Saturday, April 01, 2017

Williamstown-born "Nandi Rose Plunkett’s Freewheeling Art Pop" - from The New Yorker

Contents below copyright, The New Yorker. Best to click on the link above to read it although this is provided as a non-profit application of fair use for analysis, comment and education. 

This article appears in other versions of the April 10, 2017, issue, with the headline "Follow Ahead."

It rained in New York last May 6, and music completists felt the downpour the heaviest. New albums from James Blake, Skepta, Death Grips, Anohni, and Kaytranada all came at once, a spread of vivid artists who had risen from self-contained music pockets as captains of focussed styles and subcultures. "Probable Depths" arrived more quietly that same day, and the cassette might have been lost in the spring shower if it hadn't been for the loyal followers of Nandi Rose Plunkett, a singer and producer known as Half Waif. College-radio jocks and B-side bloggers picked up "Turn Me Around," the record's agile second single, and dished out praise that the ethereal pop song wholly deserved but was too opaque to earn more widely; like Plunkett's path to performance, the track is a study of pivots. A mournful choral intro gives way to a hand-clap bounce fit for a Rihanna song—"I don't even know what I'm here for," Plunkett sings, never letting on where "here" may be.

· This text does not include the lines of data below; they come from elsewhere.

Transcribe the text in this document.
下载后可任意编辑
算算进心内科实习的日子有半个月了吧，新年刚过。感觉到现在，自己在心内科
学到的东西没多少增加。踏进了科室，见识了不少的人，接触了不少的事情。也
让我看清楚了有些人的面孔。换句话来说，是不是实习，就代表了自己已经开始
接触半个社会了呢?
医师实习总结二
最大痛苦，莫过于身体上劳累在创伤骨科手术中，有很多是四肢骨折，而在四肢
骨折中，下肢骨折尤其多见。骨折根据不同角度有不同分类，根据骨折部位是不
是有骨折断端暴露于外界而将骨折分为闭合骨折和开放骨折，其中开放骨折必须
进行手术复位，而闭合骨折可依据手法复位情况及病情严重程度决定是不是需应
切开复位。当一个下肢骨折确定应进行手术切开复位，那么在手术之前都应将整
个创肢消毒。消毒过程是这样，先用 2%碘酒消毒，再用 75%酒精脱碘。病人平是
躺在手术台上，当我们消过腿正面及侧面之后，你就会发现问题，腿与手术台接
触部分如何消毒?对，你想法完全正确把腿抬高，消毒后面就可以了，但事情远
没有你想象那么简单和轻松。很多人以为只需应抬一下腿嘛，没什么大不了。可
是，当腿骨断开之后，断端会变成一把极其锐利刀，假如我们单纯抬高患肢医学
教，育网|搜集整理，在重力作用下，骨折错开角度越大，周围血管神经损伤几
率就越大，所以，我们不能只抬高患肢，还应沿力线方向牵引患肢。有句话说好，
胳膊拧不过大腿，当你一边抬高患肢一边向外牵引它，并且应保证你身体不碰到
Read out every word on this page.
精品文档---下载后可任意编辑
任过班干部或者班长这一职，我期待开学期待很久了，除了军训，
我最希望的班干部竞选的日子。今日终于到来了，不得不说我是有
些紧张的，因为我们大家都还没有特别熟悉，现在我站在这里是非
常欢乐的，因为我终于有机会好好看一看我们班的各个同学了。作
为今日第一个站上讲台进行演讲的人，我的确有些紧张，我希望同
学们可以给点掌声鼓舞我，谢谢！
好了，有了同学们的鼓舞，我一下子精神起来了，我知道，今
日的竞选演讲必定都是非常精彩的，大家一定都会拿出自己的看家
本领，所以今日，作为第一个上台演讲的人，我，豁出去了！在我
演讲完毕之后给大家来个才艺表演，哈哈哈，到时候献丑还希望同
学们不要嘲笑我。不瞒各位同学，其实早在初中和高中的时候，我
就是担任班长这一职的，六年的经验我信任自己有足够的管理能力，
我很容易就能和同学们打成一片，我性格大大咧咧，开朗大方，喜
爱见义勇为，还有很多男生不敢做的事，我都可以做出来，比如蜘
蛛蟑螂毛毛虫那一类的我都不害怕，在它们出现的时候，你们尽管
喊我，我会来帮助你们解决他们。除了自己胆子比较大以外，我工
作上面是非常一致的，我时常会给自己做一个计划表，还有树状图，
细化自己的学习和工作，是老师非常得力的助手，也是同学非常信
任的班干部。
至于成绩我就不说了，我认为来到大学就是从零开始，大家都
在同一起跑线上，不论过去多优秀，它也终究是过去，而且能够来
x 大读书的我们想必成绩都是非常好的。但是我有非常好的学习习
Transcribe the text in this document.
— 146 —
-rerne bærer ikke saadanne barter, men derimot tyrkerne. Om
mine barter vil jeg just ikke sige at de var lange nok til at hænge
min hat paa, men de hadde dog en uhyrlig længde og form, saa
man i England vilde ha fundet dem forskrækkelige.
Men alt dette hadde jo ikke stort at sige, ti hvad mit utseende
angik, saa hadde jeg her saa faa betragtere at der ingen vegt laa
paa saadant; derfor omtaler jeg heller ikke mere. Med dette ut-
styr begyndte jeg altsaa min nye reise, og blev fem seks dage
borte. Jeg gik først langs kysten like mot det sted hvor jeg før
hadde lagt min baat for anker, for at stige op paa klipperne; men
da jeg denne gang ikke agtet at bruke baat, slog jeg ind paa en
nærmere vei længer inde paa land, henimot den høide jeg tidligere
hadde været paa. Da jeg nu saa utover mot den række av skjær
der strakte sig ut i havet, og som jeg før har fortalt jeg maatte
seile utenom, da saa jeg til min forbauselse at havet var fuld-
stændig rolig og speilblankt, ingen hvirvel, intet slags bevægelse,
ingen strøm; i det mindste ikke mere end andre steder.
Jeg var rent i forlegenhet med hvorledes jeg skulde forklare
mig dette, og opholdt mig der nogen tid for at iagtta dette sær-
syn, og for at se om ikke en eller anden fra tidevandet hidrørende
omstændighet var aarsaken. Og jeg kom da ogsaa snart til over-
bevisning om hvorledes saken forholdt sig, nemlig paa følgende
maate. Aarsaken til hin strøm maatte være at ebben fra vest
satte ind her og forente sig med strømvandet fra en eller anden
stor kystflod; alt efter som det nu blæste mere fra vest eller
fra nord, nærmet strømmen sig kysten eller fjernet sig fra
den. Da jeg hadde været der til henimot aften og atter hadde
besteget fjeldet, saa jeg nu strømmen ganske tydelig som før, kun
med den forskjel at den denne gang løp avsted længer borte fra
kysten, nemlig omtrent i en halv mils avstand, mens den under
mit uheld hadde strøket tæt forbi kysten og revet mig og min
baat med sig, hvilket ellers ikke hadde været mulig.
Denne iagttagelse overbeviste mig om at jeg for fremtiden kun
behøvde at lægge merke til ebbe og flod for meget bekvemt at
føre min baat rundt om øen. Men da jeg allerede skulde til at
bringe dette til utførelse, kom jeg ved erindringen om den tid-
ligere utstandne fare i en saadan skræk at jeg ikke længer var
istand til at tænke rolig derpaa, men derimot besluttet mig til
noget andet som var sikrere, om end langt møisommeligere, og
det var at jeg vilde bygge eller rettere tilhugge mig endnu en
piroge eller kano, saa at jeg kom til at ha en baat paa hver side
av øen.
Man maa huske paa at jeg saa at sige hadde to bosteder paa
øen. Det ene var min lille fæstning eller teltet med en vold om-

The twenty-eight-year-old has rarely played it straight. The daughter of an Indian refugee from Uganda and an Irish-American, she grew up in Williamstown, Massachusetts, versed in traditional bhajans and Celtic pop. As a music major at Kenyon College, she inhaled varied forms—musical theatre, classical, folk, world music—and mastered few, instead working through her own experiments with upstart bands and nursing solo material by night. Her ideas jelled best with Evan Stephens Hall, and she joined his band Pinegrove. The group made their way to northern New Jersey after graduation, and became immersed in a close-knit music community that had produced bands like Ducktails and Real Estate—after crashing in Hall's childhood bedroom for a summer, Plunkett found the confidence to pipe up on her own once again.

With Pinegrove, Plunkett helps to broaden the band's blooming alt-country rooted deep in the New Jersey woodlands; as Half Waif, she makes room for globe-twirling prism pop in search of a home. At Silent Barn on April 6, she'll play songs from "form/a," the latest Half Waif EP (which she produced herself), swaying between the electronic bass of new tracks like "Night Heat" and the light step of "Turn Me Around," nudging everyone near her into motion.